Wirral-born Cox’s fascination with the Italian-made “Spaghetti Westerns” of the 1960s and 70s is well documented.
He wrote a substantial and slightly acade mic history of the genre, entitled 10,000 Ways To Die in the late 1970s, and anyone who wants a copy is more than welcome to download it completely free from the internet.
But reader beware. There’s a new version of 10,000 Ways to Die about to hit the streets. And it’s more than just a revised edition of the survey 30-odd years ago.
Alex Cox is quite mischievous about it. “The old one I wrote as a sort of thesis,” he explains. “It’s full of the jargon of the 1970s, words like semiotics and that kind of stuff, but that was the way you had to talk in those days.”

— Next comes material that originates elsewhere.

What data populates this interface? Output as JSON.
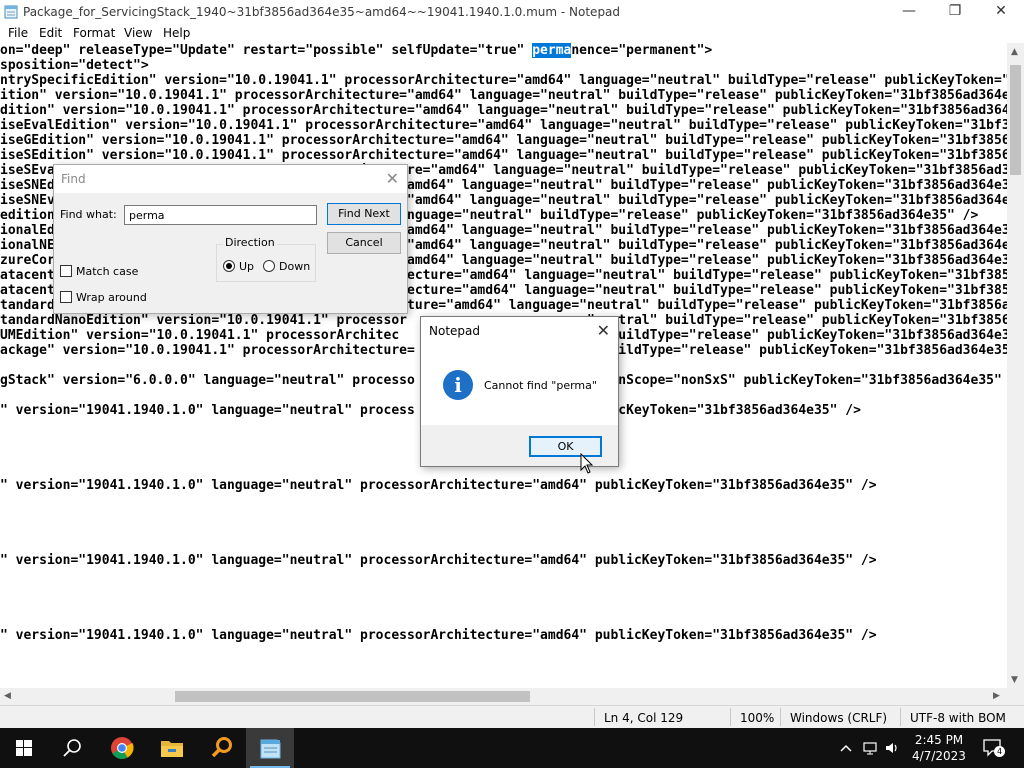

When the first version was completed, Cox, now 54, was a young film-maker who’d just finished a stint at the University of California at Los Angeles (UCLA).
He was just embarking on a life as an independent film-maker, with the highly thought-of Repo Man still in the pipeline.
“It did seem that when I became a film-maker that that didn't have much too do with anything, really,” he admits. “Except perhaps the psychology or the psychosis of a film maker. But it wasn’t something you thought of in any practical terms when you were constructing a story.”
Three decades on, and Cox is an experienced film maker and writer and commentator on films. The original idea had been to re-title the new book Massacre Time, but his publishers insisted in keeping the old title as he surveys the genre from its beginnings in 1963 to the 3-D Comin’ at Ya, in 1983.
It all goes back to schooldays at Wirral Grammar School in the 1960s.
Cox has written of the testosterone-charged atmosphere of a boys-only school and the appeal of the violent fantasies and near-anarchy of the Italian Westerns. It was a time when the American originals seemed to have lost their creative impulse, subsiding into a series of, in Cox’s words, “ponderous Technicolor bores” and their TV series clones.